4. Il decreto ingiuntivo è pertanto da revocare, con condanna dell'opponente al pagamento degli importi recati dalle fatture n. 2806920392 del 06/02/2017, n. 2817941662 del
05/04/2017, n. 2830208085 del 06/06/2017 (docc. 6, 7, 8 prodotti da Controparte_1 all'atto della costituzione in primo grado) e dalla somma degli importi riportati nel “dettaglio importi in bolletta” allegato alla fattura n. 2759707012 del 14.11.2016 (doc. 5 del fascicolo di parte opposta in primo grado) alle voci “spesa per la materia gas naturale”, “spesa trasporto e gestione contatore”, “spesa oneri di sistema”, “spesa per servizi di rete”, “imposte e IVA”, con riferimento alle date del 1/10/2013 e cronologicamente seguenti, oltre agli interessi legali dalla scadenza dei termini di pagamento fissati da ciascuna fattura fino al soddisfacimento del credito.
Vale al riguardo il principio per cui l'eterointegrazione del comando giudiziale sulla base degli elementi ritualmente acquisiti nel processo in cui è stato pronunciato è ammissibile qualora non involga nuove attività valutative né cognitive di elementi rimasti estranei al giudizio (Cass. S.U. 11066/2012, da ultimo Cass. 29003/2024).
5. Segue per legge (v. Cass. S.U. 32061/2022) la condanna dell'opponente alle spese dei due gradi del giudizio, che in base al valore del “decisum” (scaglione da euro 1.101,00 a 5.200,00)

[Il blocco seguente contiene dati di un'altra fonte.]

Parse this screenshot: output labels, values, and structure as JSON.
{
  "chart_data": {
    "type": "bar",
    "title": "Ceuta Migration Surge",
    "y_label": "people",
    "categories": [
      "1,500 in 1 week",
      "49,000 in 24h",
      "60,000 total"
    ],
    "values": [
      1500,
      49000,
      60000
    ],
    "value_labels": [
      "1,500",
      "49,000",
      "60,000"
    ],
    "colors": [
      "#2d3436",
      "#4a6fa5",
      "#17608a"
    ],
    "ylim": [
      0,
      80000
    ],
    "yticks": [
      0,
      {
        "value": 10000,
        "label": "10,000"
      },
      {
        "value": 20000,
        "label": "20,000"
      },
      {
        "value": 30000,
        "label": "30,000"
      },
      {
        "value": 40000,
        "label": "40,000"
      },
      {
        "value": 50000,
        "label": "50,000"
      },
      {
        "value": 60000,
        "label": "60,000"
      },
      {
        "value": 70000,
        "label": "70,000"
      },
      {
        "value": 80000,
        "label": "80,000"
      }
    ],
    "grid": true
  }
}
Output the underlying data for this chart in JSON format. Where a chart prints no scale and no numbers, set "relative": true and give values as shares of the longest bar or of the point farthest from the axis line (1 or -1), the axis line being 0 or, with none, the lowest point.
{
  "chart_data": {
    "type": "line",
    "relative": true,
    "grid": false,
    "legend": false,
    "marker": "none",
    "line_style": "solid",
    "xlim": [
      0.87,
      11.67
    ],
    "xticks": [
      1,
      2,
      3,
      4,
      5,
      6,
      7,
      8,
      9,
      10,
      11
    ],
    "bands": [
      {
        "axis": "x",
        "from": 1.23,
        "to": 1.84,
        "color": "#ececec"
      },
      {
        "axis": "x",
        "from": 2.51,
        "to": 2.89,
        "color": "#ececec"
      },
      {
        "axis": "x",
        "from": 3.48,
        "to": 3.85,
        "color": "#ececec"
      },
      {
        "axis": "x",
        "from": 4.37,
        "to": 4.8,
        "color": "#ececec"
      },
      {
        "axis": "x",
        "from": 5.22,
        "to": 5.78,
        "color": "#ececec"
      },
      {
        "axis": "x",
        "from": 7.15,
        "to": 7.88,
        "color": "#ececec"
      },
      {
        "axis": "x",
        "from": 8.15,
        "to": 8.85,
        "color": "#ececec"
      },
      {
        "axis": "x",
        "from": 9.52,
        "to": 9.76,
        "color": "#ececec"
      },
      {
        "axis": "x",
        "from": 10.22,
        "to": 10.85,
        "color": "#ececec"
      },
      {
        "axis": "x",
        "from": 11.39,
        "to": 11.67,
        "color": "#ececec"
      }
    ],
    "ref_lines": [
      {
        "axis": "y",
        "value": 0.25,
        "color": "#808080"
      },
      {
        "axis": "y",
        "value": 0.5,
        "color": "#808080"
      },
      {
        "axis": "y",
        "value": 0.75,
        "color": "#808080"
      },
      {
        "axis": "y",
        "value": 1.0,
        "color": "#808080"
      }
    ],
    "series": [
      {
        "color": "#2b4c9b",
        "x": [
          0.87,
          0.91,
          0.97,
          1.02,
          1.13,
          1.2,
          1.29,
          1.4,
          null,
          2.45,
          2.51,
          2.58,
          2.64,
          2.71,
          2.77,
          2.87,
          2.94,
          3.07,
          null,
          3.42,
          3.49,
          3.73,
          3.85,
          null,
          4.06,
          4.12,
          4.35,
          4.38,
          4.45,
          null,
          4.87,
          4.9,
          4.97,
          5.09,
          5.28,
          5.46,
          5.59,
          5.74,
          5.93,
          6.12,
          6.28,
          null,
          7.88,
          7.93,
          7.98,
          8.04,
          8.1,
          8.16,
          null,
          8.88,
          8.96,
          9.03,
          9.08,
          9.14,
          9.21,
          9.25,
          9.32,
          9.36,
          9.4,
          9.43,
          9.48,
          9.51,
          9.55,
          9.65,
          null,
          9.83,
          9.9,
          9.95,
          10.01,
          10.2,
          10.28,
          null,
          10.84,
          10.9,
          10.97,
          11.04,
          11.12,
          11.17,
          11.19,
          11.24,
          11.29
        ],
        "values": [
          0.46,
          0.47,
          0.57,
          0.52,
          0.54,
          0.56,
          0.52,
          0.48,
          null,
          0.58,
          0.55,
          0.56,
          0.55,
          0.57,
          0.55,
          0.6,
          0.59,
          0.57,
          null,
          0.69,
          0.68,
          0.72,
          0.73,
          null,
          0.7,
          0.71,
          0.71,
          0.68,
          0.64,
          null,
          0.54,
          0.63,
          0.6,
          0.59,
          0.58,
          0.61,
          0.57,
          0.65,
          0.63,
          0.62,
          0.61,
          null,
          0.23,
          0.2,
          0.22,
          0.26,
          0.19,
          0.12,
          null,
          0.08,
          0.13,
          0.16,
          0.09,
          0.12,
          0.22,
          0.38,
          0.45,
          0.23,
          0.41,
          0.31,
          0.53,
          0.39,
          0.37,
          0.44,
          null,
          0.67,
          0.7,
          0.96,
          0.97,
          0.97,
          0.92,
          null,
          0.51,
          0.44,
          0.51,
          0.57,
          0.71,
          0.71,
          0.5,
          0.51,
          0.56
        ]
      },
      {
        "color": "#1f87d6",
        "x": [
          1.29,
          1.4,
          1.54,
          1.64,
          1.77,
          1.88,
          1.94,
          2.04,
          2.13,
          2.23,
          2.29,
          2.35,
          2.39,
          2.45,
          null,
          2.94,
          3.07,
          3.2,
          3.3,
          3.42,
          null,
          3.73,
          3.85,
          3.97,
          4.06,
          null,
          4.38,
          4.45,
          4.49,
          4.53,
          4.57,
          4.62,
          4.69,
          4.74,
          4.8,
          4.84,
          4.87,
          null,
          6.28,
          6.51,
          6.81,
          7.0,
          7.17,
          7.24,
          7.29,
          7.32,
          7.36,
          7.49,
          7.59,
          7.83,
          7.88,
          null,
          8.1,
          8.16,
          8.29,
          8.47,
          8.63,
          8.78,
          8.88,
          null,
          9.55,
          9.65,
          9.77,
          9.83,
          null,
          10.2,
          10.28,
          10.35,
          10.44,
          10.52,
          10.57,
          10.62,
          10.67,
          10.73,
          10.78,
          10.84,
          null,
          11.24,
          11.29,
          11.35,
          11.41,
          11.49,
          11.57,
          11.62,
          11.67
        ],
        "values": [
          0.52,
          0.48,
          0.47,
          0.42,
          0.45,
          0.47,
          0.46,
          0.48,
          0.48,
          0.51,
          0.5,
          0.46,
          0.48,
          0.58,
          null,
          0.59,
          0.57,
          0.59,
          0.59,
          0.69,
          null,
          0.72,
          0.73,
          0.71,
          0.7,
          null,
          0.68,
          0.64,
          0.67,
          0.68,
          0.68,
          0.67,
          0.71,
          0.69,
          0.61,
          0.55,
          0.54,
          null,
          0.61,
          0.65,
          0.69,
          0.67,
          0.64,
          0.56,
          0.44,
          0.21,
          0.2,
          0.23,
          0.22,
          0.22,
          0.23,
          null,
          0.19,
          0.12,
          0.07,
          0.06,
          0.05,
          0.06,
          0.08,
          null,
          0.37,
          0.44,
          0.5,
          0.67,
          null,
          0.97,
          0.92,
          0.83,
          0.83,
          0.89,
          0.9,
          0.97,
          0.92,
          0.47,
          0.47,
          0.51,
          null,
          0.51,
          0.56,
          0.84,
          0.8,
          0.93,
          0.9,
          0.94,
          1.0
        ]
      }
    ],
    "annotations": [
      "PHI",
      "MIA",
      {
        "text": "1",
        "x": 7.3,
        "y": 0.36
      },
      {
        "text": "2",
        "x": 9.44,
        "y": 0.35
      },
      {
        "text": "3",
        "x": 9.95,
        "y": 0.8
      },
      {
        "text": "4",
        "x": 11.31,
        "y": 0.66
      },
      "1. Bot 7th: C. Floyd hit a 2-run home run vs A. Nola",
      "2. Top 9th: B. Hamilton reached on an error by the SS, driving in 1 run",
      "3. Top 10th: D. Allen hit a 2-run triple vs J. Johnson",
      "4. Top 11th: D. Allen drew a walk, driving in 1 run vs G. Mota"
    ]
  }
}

e alla modesta complessità della controversia, si liquidano per il primo grado, in favore di in complessivi euro 1.378,00 e per il grado di appello, in favore di Controparte_1
nella spiegata qualità, in euro 3.118,00, oltre al rimborso forfettario delle spese Parte_2 generali, al c.p.a. e all'i.v.a..
P.Q.M.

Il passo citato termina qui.